Building Karel the Robot: Invaluable Learning Experience for Students

by Dave Riske, Networking Technologies Instructor, Western Nevada College (WNC), Carson City

NCLab’s Karel the Robot is a perfect tool to teach students the fundamental ideas of computational logic and structured design, uncluttered by specific programming language requirements. The premise behind the Karel language is to use a simple syntax structure with simple logic as a starting point and then slowly building the complexity of both syntax and logic. Though students were grasping the concepts presented in the activities in Karel, there was still a tangible component missing. WNC already owned several versions of the Lego Mindstorm NXT and EV3 robotic kits. Therefore I decided to try to externalize Karel the Robot from the screen to the tabletop. Initial requirements were simple:

  • The robot must look like Karel the Robot.
  • The robot must respond in a manner consistent with the virtual robot in NCLab.
  • Students should be able to use a command set similar to the commands available in NCLab to control the robot to solve mazes.
  • Building mazes for the robot must be easy and relatively inexpensive.

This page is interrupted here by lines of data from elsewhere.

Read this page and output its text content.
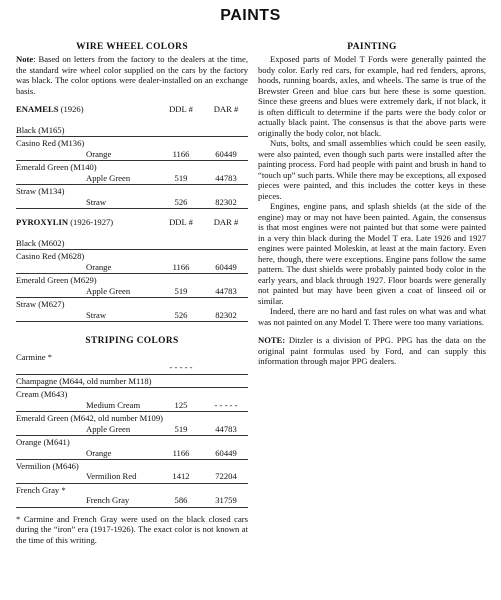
PAINTS
WIRE WHEEL COLORS

Note: Based on letters from the factory to the dealers at the time, the standard wire wheel color supplied on the cars by the factory was black. The color options were dealer-installed on an exchange basis.

ENAMELS (1926)	DDL #	DAR #
Black (M165)
Casino Red (M136)
Orange	1166	60449
Emerald Green (M140)
Apple Green	519	44783
Straw (M134)
Straw	526	82302
PYROXYLIN (1926-1927)	DDL #	DAR #
Black (M602)
Casino Red (M628)
Orange	1166	60449
Emerald Green (M629)
Apple Green	519	44783
Straw (M627)
Straw	526	82302
STRIPING COLORS
Carmine *
- - - - -
Champagne (M644, old number M118)
Cream (M643)
Medium Cream	125	- - - - -
Emerald Green (M642, old number M109)
Apple Green	519	44783
Orange (M641)
Orange	1166	60449
Vermilion (M646)
Vermilion Red	1412	72204
French Gray *
French Gray	586	31759

* Carmine and French Gray were used on the black closed cars during the “iron” era (1917-1926). The exact color is not known at the time of this writing.

PAINTING

Exposed parts of Model T Fords were generally painted the body color. Early red cars, for example, had red fenders, aprons, hoods, running boards, axles, and wheels. The same is true of the Brewster Green and blue cars but here these is some question. Since these greens and blues were extremely dark, if not black, it is often difficult to determine if the parts were the body color or actually black paint. The consensus is that the above parts were originally the body color, not black.

Nuts, bolts, and small assemblies which could be seen easily, were also painted, even though such parts were installed after the painting process. Ford had people with paint and brush in hand to “touch up” such parts. While there may be exceptions, all exposed pieces were painted, and this includes the cotter keys in these pieces.

Engines, engine pans, and splash shields (at the side of the engine) may or may not have been painted. Again, the consensus is that most engines were not painted but that some were painted in a very thin black during the Model T era. Late 1926 and 1927 engines were painted Moleskin, at least at the main factory. Even here, though, there were exceptions. Engine pans follow the same pattern. The dust shields were probably painted body color in the early years, and black through 1927. Floor boards were generally not painted but may have been given a coat of linseed oil or similar.

Indeed, there are no hard and fast rules on what was and what was not painted on any Model T. There were too many variations.

NOTE: Ditzler is a division of PPG. PPG has the data on the original paint formulas used by Ford, and can supply this information through major PPG dealers.
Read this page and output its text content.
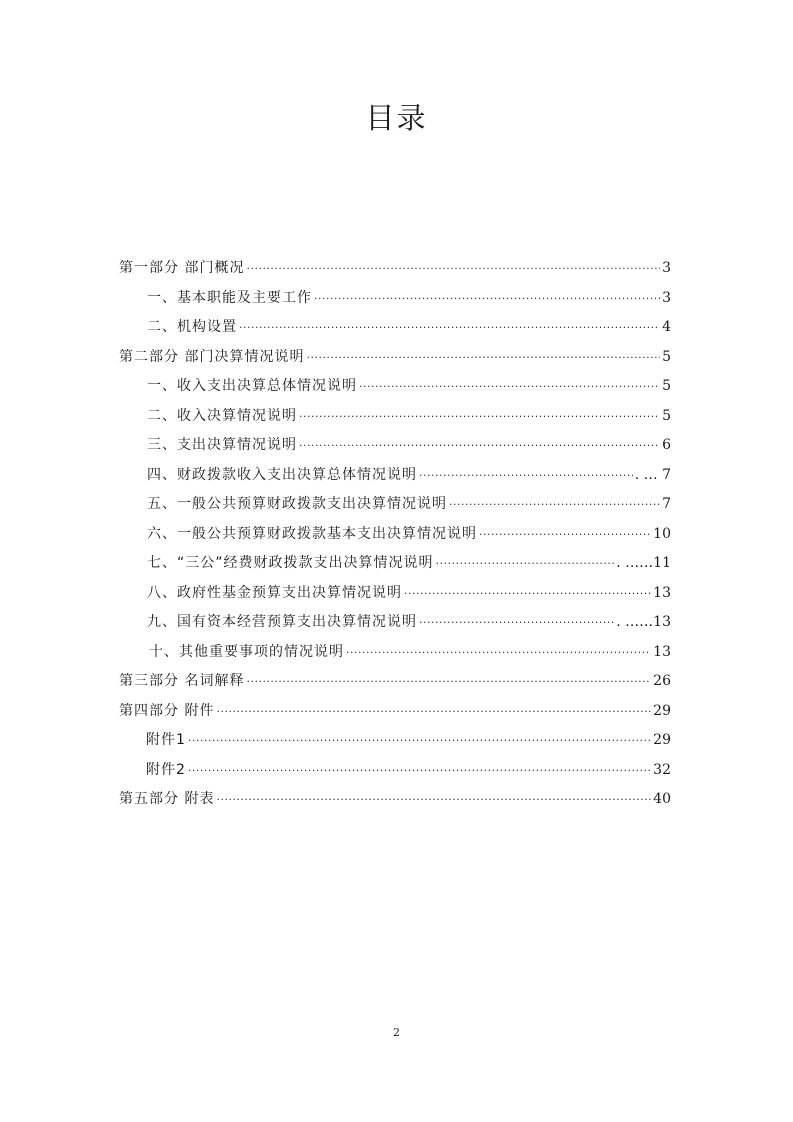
目录
第一部分 部门概况 ·····	3
一、基本职能及主要工作 ·····	3
二、机构设置 ·····	4
第二部分 部门决算情况说明 ·····	5
一、收入支出决算总体情况说明 ·····	5
二、收入决算情况说明 ·····	5
三、支出决算情况说明 ·····	6
四、财政拨款收入支出决算总体情况说明 ·····	. … 7
五、一般公共预算财政拨款支出决算情况说明 ·····	7
六、一般公共预算财政拨款基本支出决算情况说明 ·····	10
七、“三公”经费财政拨款支出决算情况说明 ·····	. ……11
八、政府性基金预算支出决算情况说明 ·····	13
九、国有资本经营预算支出决算情况说明 ·····	. ……13
十、其他重要事项的情况说明 ·····	13
第三部分 名词解释 ·····	26
第四部分 附件 ·····	29
附件1 ·····	29
附件2 ·····	32
第五部分 附表 ·····	40
2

Physical Robot and Playing Field

The robot and the playing field must mimic the environment available in NCLab. The initial plan for the playing field was to use a 4×8 sheet of plywood as a base. This was gridded out in 8×8 squares yielding a playing field of 6 by 12 squares, which could expand easily with the addition of another board to 12×12. This would require careful consideration of which puzzles and mazes to externalize as many of the mazes are larger than the available physical space.

Ultimately, the playing field is a maze. We are currently investigating using foam core, cut in an interlocking method, that will allow us to build an interior wall that can be ‘seen’ by the robot and provide the means to have the robot respond to the environment of the maze. The foam core will also be used to provide a border wall around the playing field.

Initial searches yielded a robot design that looked similar to Karel the Robot and was modifiable with respect to available components within the Lego kits already owned by WNC. This initial build was also modifiable dependent on needs that became evident as the various programs were designed to control the robot. Further work and development will be done on the physical aspects of the robot to simplify the build to one type of standard kit and its associated expansion kit.

During the rebuild of the physical robot to include a single Lego Kit the robot base size grew by approximately 1.5 inches when the EV3 treads system was used. This made the initial design of the field inadequate to hold the robot. Resizing the squares to 12 inches will further shrink the effective playing field.

From left to right: Karel the Robot model 2.0 (single Lego set) and model 1.0 (two Lego sets).


Command Structure

The commands available to control Karel the Robot are Go, Left, Right, Get and Put. These are initially used in sequences and are later combined within decision structures (if-elif-else statement) and loops (repeat, while, for) to enhance both the logic and the syntax of the program as well as provide discussion for the three primary components of programming structure. Our initial intent is to make Karel the Robot as independent as possible with respect to movement, not relying on cues from the maze like line following. Get and Put commands would rely on control of the robot’s screen to display output with respect to number of objects.


With the initial trials with respect to turning the robot, we discovered very quickly that there is an inherent lack of accuracy in the Lego parts. Variations in the motors, power applied to the motors, the treads, the maze and even the battery power all made for variations on the turn. Installing the gyroscope sensor on the robot allowed for measurement of the error, +/- 4 degrees on a 90-degree turn. It was evident that a self-correcting program was needed that would measure and seek the desired turn. Searches revealed programs for selecting the direction of the turn (left or right) and for controlling (and measuring) the amount of turn. Combining these two programs yielded a program that allows for precise turns with self-correction. The correction, however did allow the discovery of the inherent error in the gyroscope measurement. Measurement of the turn, when the gyroscope reads 90 degrees is currently at 90.8 degrees. The hope is that this error is consistent and, therefore, able to be programmed out of the turn.

Future Work

Currently students are working on refinement of the turning function, a true 12 inch Go Function and providing the Karel the Robot with the ability to recognize different colored objects which will be used to distinguish object within the mazes. They are also working on the physical aspect of the maze as additional materials are found which can provide for building.

Students are embracing the challenges involved in turning the robot ‘toy’ into a functioning tool. Even if the challenges prove to be insurmountable due to the nature of the Lego system as a toy, the experience for the students in confronting those challenges and discovering the limitations is proving to be invaluable as a learning process.